Hätte es ihn nicht gegeben, diesen einen Tag,

wo das Tunnelendlicht sich als Zug erwieß,

wo das Leben den Endpunkt zu erreichen schien,

ich würde es nie erfahren haben,

mein zweites Leben, seinen ersten Tag,

und viele weitere, die seitdem folgen,

denn ich lebe wieder,  lebe neu, lebe jetzt, lebe erst,

die Jahre davor waren wie eine Kopie, eine Variante

des Lebens, so gar nicht meins, aber dennoch voll

Geschehen, das mich weitermachen ließ,

Liebe, Freundschaft, Familie, schöne Momente

es gab sie durchaus,

aber irgendwas fehlte, war falsch, war gestohlen,

es fühlte sich hohl an, ich folgte falschen Idealen,

„Sei folgsam, sei erfolgreich, mach Karriere“

alles falsche Kreuzungen meines Lebenswegs,,

erst als der letzte Abzweig vor der Klippe endete,

erst als schon Steine ins Meer stürzten, da war genug verloren

um die eine Brücke zu betreten, die mir immer zu gefährlich schien,

am anderen Ende war nicht purer Sonnenschein, aber ein

Meer spannender Pfade, kaum begangen, neu und aufregend,

da war das Leben, das echte, das eigene, das ich fast für eine

billige Kopie meiner Selbst geopfert hätte.

Die Menschen mit den Dolchen, den Urteilen, der Ignoranz,

sie scheuten die Brücke, sie wollten mich zurückziehen auf den Pfad

der Tugend, der Folgsamkeit, der Langeweile,

aber seitdem ich den Luftzug des Abgrunds an jener Klippe gespürt habe,

seitdem ich auf dem neuen Weg jene traf, die mir alles bedeuten

und sie mich auch auf den neuen Pfaden begleiten kann ich sagen,

ich lebe.

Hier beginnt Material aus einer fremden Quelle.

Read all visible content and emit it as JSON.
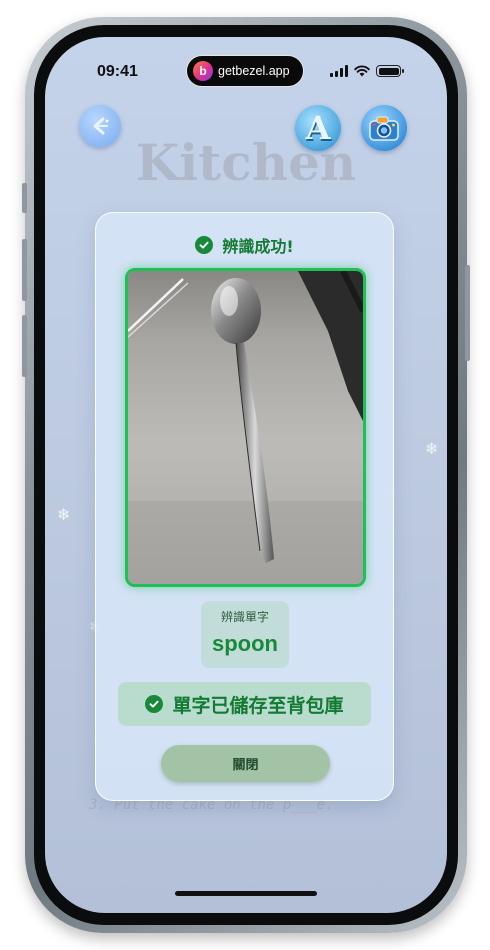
{
  "status_bar": {
    "time": "09:41",
    "island_text": "getbezel.app",
    "island_logo_letter": "b",
    "icons": [
      "signal-icon",
      "wifi-icon",
      "battery-icon"
    ]
  },
  "toolbar": {
    "back_icon": "back-arrow-icon",
    "font_button_glyph": "A",
    "camera_icon": "camera-icon"
  },
  "background": {
    "page_title": "Kitchen",
    "hint_text": "3. Put the cake on the p___e."
  },
  "result_dialog": {
    "title": "辨識成功!",
    "photo_subject": "spoon",
    "word_caption": "辨識單字",
    "word": "spoon",
    "saved_message": "單字已儲存至背包庫",
    "close_label": "關閉",
    "colors": {
      "success_green": "#178a3a",
      "frame_green": "#1fbf55",
      "card_background": "#d6e4f7"
    }
  }
}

Ich bin alt, was die Jahre angeht, aber nochmal wiedergeboren

und jung, willens, vieles aufzuholen,  auf dem Weg, falsche Ideale abzulegen

und meine Wünsche. MEINE Wünsche. Das Leben wie andere es für mich

vorgesehen haben, es ist nicht mehr meins.

Und es ist mir egal, was sie sagen, es ist mir egal, was sie denken, denn sie

denken klein, sie leben klein und ihre Bedeutung ist klein, immer kleiner weil

nichts echt ist an ihnen, nichts wertvoll, nichts wert, darüber nachzudenken.

Hätte es ihn nicht gegeben, diesen einen Tag,

ich wäre heute tot, vielleicht nicht zur Gänze, aber meine Seele wäre vertrocknet,

die jetzt blüht.

ich wäre nicht Autor, nicht Künstler, nicht Mensch.

Ich wollte nie sterben, aber das Leben zurückgeben, das man mir aufgedrängt hatte.

Hätte es ihn nicht gegeben, diesen einen Tag.